Several evacuees from neighboring strife-torn African states have left their country seeking refuge in Italy's southern territory Lampedusa that measures 20 square kilometers (7.7 square miles), which is now home to over 1,500 migrants. Of these, 1,000 are Tunisians and the rest are from other places like Libya.
Several waves of migration happened in the European country’s islet since early this year with over 25,000 arrivals, said AFP.
On Monday, Tunisian refugees protested against their possible deportation following the controversial deal between Rome and Tunis last week.
Rome agreed to grant six-month residence permit to migrants who arrived prior to 5 April.
Tunis agreed to deport any migrants arriving after that date.
Some evacuees started fire in the islet and shouted "Freedom! Freedom!" There were no reports of any injuries.
Italy deported 30 Tunisians and was escorted by 60 policemen using two planes on Sunday.

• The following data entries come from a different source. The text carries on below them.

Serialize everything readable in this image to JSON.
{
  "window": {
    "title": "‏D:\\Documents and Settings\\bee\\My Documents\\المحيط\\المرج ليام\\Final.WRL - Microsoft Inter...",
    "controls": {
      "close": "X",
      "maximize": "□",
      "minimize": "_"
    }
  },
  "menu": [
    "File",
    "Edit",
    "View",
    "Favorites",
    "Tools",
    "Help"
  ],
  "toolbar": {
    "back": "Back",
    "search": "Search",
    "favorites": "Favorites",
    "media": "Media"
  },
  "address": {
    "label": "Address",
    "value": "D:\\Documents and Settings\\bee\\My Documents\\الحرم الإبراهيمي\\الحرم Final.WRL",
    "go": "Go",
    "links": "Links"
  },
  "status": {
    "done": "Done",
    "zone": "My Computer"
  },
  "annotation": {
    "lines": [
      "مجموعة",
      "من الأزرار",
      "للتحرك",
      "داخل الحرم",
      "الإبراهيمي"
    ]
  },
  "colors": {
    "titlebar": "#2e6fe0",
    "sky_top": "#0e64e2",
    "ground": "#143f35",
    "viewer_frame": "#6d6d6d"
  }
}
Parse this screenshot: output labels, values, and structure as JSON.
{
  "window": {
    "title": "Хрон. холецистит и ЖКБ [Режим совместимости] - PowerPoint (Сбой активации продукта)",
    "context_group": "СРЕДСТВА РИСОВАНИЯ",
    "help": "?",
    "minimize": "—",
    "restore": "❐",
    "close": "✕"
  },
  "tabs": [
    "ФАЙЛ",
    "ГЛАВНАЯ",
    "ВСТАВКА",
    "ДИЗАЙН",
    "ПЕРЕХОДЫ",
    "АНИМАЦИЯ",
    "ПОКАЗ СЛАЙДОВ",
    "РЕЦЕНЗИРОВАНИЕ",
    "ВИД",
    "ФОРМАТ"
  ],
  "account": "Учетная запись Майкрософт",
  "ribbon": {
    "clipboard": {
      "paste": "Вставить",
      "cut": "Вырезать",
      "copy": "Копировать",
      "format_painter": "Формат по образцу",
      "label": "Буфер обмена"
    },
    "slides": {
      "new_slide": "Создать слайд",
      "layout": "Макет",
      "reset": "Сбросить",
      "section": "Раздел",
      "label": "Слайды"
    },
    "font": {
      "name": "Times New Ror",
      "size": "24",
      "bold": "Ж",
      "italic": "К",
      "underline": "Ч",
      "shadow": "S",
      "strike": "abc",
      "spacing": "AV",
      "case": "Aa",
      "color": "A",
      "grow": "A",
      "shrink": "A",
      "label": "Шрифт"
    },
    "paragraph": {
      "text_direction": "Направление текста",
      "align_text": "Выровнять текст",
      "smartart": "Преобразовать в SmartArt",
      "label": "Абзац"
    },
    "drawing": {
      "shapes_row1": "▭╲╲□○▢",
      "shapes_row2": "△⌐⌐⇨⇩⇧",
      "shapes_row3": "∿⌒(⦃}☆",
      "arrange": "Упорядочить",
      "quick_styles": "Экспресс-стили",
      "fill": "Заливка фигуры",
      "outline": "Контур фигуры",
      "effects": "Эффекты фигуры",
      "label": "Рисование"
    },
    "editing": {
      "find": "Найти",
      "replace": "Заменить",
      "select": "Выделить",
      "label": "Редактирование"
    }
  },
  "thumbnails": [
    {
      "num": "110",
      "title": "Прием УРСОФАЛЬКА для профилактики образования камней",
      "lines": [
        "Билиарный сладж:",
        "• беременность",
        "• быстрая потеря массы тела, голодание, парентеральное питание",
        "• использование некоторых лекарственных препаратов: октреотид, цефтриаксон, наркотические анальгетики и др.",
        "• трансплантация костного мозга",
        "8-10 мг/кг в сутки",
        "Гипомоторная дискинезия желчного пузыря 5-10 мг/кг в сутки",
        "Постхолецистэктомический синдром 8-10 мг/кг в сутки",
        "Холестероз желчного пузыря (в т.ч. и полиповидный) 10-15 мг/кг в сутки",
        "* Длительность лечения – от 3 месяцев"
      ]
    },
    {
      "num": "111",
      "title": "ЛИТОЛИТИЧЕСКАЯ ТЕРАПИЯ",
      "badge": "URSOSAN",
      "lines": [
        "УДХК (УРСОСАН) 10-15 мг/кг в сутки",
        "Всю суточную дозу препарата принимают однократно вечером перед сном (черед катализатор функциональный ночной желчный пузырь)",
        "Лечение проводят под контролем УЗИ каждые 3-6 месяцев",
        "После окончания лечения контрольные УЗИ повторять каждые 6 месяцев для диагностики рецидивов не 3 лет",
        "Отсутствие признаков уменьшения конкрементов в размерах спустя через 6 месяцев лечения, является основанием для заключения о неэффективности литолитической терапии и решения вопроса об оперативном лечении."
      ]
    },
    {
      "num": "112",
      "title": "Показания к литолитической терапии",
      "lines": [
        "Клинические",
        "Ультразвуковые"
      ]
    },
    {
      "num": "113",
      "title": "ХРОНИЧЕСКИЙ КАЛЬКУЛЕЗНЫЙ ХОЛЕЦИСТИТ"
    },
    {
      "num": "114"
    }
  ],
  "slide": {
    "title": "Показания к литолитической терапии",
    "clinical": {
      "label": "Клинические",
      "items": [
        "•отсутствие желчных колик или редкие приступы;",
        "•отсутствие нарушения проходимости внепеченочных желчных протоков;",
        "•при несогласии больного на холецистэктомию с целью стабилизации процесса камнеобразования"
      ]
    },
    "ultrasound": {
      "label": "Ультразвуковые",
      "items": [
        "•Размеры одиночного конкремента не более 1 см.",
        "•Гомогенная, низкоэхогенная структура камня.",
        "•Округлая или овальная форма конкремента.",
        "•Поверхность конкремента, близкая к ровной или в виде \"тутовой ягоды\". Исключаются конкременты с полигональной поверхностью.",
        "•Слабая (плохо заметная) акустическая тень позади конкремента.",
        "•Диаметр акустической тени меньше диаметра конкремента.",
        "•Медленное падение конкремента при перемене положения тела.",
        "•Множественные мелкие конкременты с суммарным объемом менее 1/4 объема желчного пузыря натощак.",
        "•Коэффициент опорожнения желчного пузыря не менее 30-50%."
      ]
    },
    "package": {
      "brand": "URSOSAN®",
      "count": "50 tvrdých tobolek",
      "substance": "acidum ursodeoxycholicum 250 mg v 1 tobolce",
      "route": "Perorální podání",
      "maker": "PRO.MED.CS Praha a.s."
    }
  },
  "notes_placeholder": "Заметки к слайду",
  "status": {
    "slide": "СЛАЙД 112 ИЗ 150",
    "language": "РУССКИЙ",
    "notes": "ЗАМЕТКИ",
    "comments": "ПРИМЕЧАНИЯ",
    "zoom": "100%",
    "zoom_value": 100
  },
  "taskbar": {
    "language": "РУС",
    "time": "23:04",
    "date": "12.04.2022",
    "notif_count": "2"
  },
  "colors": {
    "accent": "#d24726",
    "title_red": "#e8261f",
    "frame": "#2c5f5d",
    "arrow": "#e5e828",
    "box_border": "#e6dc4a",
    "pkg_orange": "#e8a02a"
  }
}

The following day, two ships carrying 226 migrants arrived in Lampedusa.
Rome criticized the EU and Paris for their failure to help dealing with the influx of migrants.
A German official said it is up to Italy to deal with the migration problem in partnership with Tunisia.
"We cannot accept numerous economic migrants arriving in Europe through Italy. This is why we expect Italy to respect the existing legal rules and uphold its duty in discussions with the Tunisians," Interior Minister Hans-Peter Friedrich said.
Italy's Silvio Berlusconi said on Sunday that 80 percent of the 21,000 Tunisian refugees wanted to reunite with their family and friends in France, their former colonial ruler.